Nikolai Astrup (Norwegian, 1880–1928), Foxgloves, woodblock, c. 1915–20; print, 1925. Color woodcut with handcoloring on paper, 26 3/4 x 30 9/16 in. (68 x 77.6 cm). National Museum of Art, Architecture, and Design, OsloAstrup often depicted the same motif across various media. He would create a composition as an oil painting and then translate the subject into a print. Equally, a print could form the basis for a subsequent painting. Examples of both methods of experimentation can be seen in this gallery and throughout the exhibition. A number of works titled Foxgloves demonstrate the interplay between media that characterizes Astrup’s production: an oil painting from 1909 preceded the carving of woodblocks, which were made between 1915 and 1920, for a large-scale print of a slightly different composition. Astrup began inking the woodblocks in 1918, experimenting with ways to create a successful color woodcut print.  He continued to carve the blocks until about 1920 and created the first successful print in March of that year. Also that year, he painted a nearly identical composition on canvas. He would continue to print the woodblocks in the 1920s.

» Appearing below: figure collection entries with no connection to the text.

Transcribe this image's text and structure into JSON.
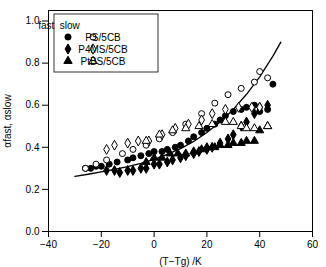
{
  "chart_data": {
    "type": "scatter",
    "xlabel": "(T−Tg) /K",
    "ylabel": "αfast, αslow",
    "xlim": [
      -40,
      60
    ],
    "ylim": [
      0,
      1.05
    ],
    "xticks": [
      -40,
      -20,
      0,
      20,
      40,
      60
    ],
    "yticks": [
      {
        "value": 0,
        "label": "0.0"
      },
      0.2,
      0.4,
      0.6,
      0.8,
      {
        "value": 1.0,
        "label": "1.0"
      }
    ],
    "grid": false,
    "legend": "upper left",
    "legend_title": "fast  slow",
    "series": [
      {
        "name": "PS/5CB",
        "type": "scatter",
        "marker": "circle",
        "color": "black",
        "x": [
          -26,
          -24,
          -22,
          -20,
          -17,
          -14,
          -10,
          -8,
          -5,
          -2,
          0,
          3,
          5,
          8,
          10,
          13,
          15,
          18,
          20,
          23,
          25,
          27,
          30,
          33,
          35,
          38,
          40,
          43,
          45
        ],
        "values": [
          0.3,
          0.3,
          0.31,
          0.31,
          0.32,
          0.33,
          0.34,
          0.35,
          0.36,
          0.37,
          0.38,
          0.38,
          0.39,
          0.4,
          0.41,
          0.43,
          0.45,
          0.47,
          0.49,
          0.51,
          0.53,
          0.55,
          0.57,
          0.58,
          0.59,
          0.6,
          0.57,
          0.58,
          0.7
        ]
      },
      {
        "name": "PS/5CB",
        "type": "scatter",
        "marker": "circle-open",
        "color": "black",
        "x": [
          -26,
          -22,
          -18,
          -12,
          -8,
          -3,
          2,
          7,
          12,
          18,
          23,
          28,
          33,
          38,
          40,
          43
        ],
        "values": [
          0.3,
          0.32,
          0.34,
          0.37,
          0.39,
          0.41,
          0.44,
          0.47,
          0.51,
          0.56,
          0.61,
          0.65,
          0.68,
          0.71,
          0.76,
          0.73
        ]
      },
      {
        "name": "P4MS/5CB",
        "type": "scatter",
        "marker": "diamond",
        "color": "black",
        "x": [
          -18,
          -15,
          -13,
          -10,
          -8,
          -5,
          -3,
          0,
          2,
          5,
          7,
          10,
          12,
          15,
          17,
          20,
          22,
          25,
          28,
          30,
          33,
          35,
          38,
          40,
          43
        ],
        "values": [
          0.29,
          0.29,
          0.28,
          0.29,
          0.29,
          0.3,
          0.3,
          0.32,
          0.32,
          0.33,
          0.34,
          0.35,
          0.36,
          0.37,
          0.38,
          0.39,
          0.4,
          0.42,
          0.44,
          0.46,
          0.5,
          0.52,
          0.56,
          0.59,
          0.6
        ]
      },
      {
        "name": "P4MS/5CB",
        "type": "scatter",
        "marker": "diamond-open",
        "color": "black",
        "x": [
          -18,
          -15,
          -10,
          -6,
          -2,
          3,
          8,
          13,
          18,
          22,
          27,
          32,
          37,
          40
        ],
        "values": [
          0.39,
          0.41,
          0.42,
          0.43,
          0.43,
          0.46,
          0.49,
          0.51,
          0.53,
          0.56,
          0.58,
          0.59,
          0.59,
          0.59
        ]
      },
      {
        "name": "PtBS/5CB",
        "type": "scatter",
        "marker": "triangle",
        "color": "black",
        "x": [
          -3,
          0,
          3,
          6,
          9,
          12,
          15,
          18,
          20,
          23,
          25,
          28,
          30,
          33,
          35,
          38,
          40,
          43
        ],
        "values": [
          0.33,
          0.35,
          0.35,
          0.37,
          0.37,
          0.37,
          0.38,
          0.39,
          0.4,
          0.4,
          0.41,
          0.41,
          0.42,
          0.42,
          0.43,
          0.43,
          0.48,
          0.5
        ]
      },
      {
        "name": "PtBS/5CB",
        "type": "scatter",
        "marker": "triangle-open",
        "color": "black",
        "x": [
          -3,
          2,
          7,
          12,
          17,
          22,
          27,
          30,
          33,
          35,
          38,
          43
        ],
        "values": [
          0.43,
          0.46,
          0.48,
          0.49,
          0.5,
          0.51,
          0.52,
          0.52,
          0.5,
          0.49,
          0.49,
          0.5
        ]
      },
      {
        "type": "line",
        "line_style": "solid",
        "color": "black",
        "x": [
          -30,
          -25,
          -20,
          -15,
          -10,
          -5,
          0,
          5,
          10,
          15,
          20,
          25,
          30,
          35,
          40,
          45,
          48
        ],
        "values": [
          0.262,
          0.272,
          0.283,
          0.295,
          0.308,
          0.324,
          0.343,
          0.366,
          0.394,
          0.428,
          0.47,
          0.52,
          0.58,
          0.652,
          0.735,
          0.833,
          0.9
        ]
      }
    ]
  }
}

Astrup often embellished his prints by adding painted details by hand, making each impression unique. He remarked, “I work in my own way, and several of my impressions can appear to be more paintings than woodcuts.” He is also known to have printed woodblocks on canvas to establish the elements of a composition for an oil painting. Striving for a modern artistic vocabulary all his own, he blurred the lines between media, all the while, making each work of art—painting or print or a mixture of the two—distinctive.